И тут ты действительно видишь, что вокруг тебя – море, сколько хватает глаз, а ты плывешь легко и естественно, без усилий, и вода пружинит под животом, препятствуя погружению, а твой новый знакомый, кажется, порхает над волнами, как удивительная бабочка. И можно кувыркаться, нырять, а то и просто лежать на спине, бороться и брызгаться. И разве могло быть иначе?
– Вот здорово!
– Пора возвращаться. Тебя хватились.
Возвращение оказалось трудным. Руки устали, правую ногу то и дело сводило.
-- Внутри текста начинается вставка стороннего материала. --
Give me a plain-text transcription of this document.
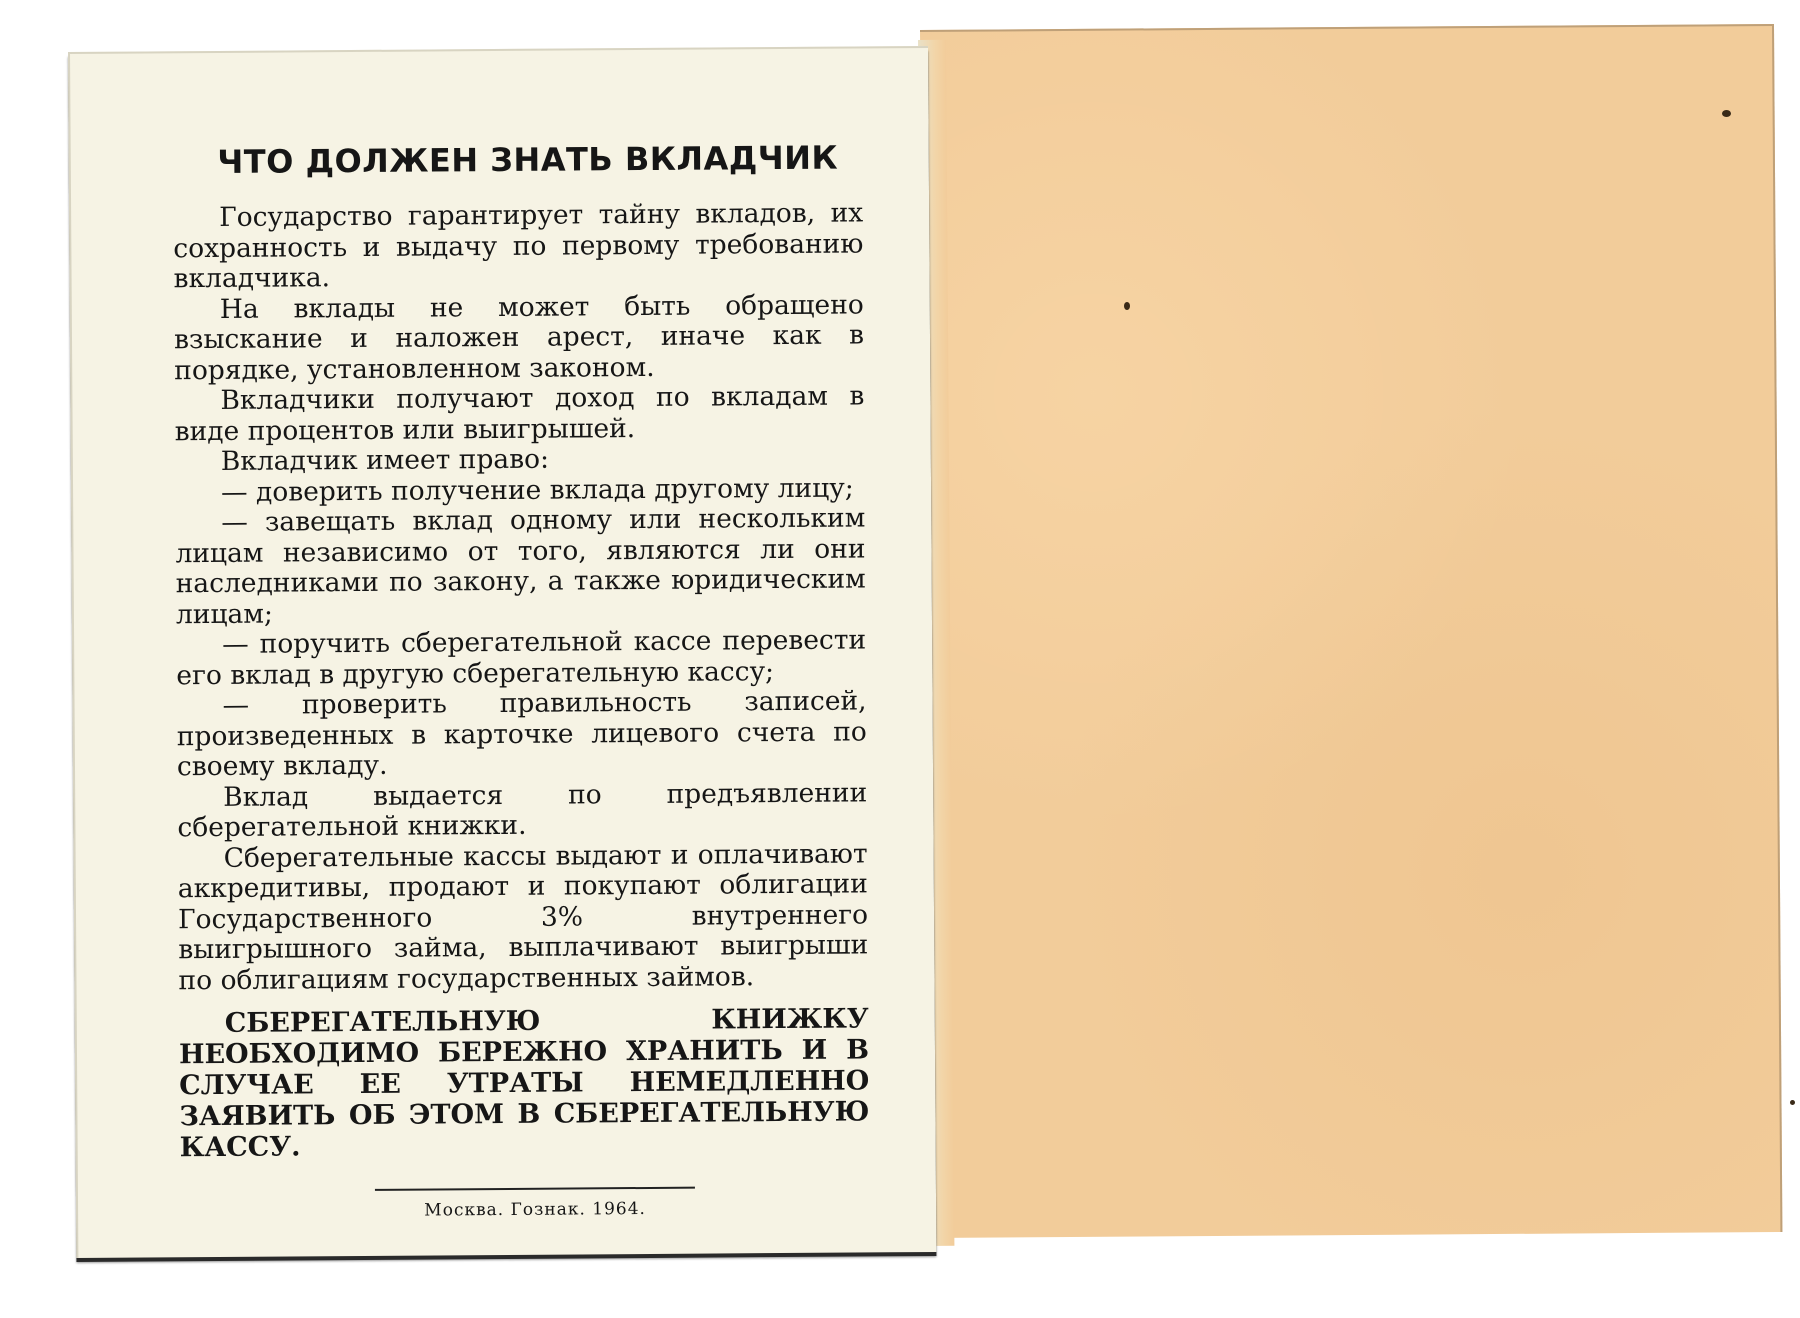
ЧТО ДОЛЖЕН ЗНАТЬ ВКЛАДЧИК

Государство гарантирует тайну вкладов, их сохранность и выдачу по первому требованию вкладчика.

На вклады не может быть обращено взыскание и наложен арест, иначе как в порядке, установленном законом.

Вкладчики получают доход по вкладам в виде процентов или выигрышей.

Вкладчик имеет право:

— доверить получение вклада другому лицу;

— завещать вклад одному или нескольким лицам независимо от того, являются ли они наследниками по закону, а также юридическим лицам;

— поручить сберегательной кассе перевести его вклад в другую сберегательную кассу;

— проверить правильность записей, произведенных в карточке лицевого счета по своему вкладу.

Вклад выдается по предъявлении сберегательной книжки.

Сберегательные кассы выдают и оплачивают аккредитивы, продают и покупают облигации Государственного 3% внутреннего выигрышного займа, выплачивают выигрыши по облигациям государственных займов.

СБЕРЕГАТЕЛЬНУЮ КНИЖКУ НЕОБХОДИМО БЕРЕЖНО ХРАНИТЬ И В СЛУЧАЕ ЕЕ УТРАТЫ НЕМЕДЛЕННО ЗАЯВИТЬ ОБ ЭТОМ В СБЕРЕГАТЕЛЬНУЮ КАССУ.

Москва. Гознак. 1964.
– Море не хочет нас отпускать. Оно всегда ревнует к суше. Э! Глянь-ка! Спасательный катер. Верно, за тобой. Придется нам распрощаться. Увидимся!
То ли усталость, то ли палящее солнце сыграли с тобой шутку, только когда твой приятель нырнул в сторону открытого моря, тебе показалось, что не человеческие пятки мелькнули перед твоими глазами, а самый настоящий дельфиний хвост…
В белом здании пансионата, где мы обитали с мамой, имелось два входа, украшенных ажурной решеткой. Решетку густо увивали виноградные лозы, и в листьях тяжело наливались синеватые гроздья, придымленные зноем. Ягоды походили на женские глаза с поволокой, и они жмурились, подмигивали, манили и блазнили. Так хотелось сорвать хоть одну синеватую кисть, почувствовать ее тяжесть в ладони!
Каждое утро, когда мы отправлялись на пляж, у подъезда нас встречала полная женщина в белом халате, перекидывалась с мамой парой веселых и бессмысленных фраз, сладко мне подсюсюкивала. Она, эта женщина, была здесь хозяйкой, и в ее ведении, разумеется, находились и соблазнительно подмигивающие райские плоды. Но нечего было и думать о том, чтобы попросить их у нее: слишком велика была вероятность унизительного отказа.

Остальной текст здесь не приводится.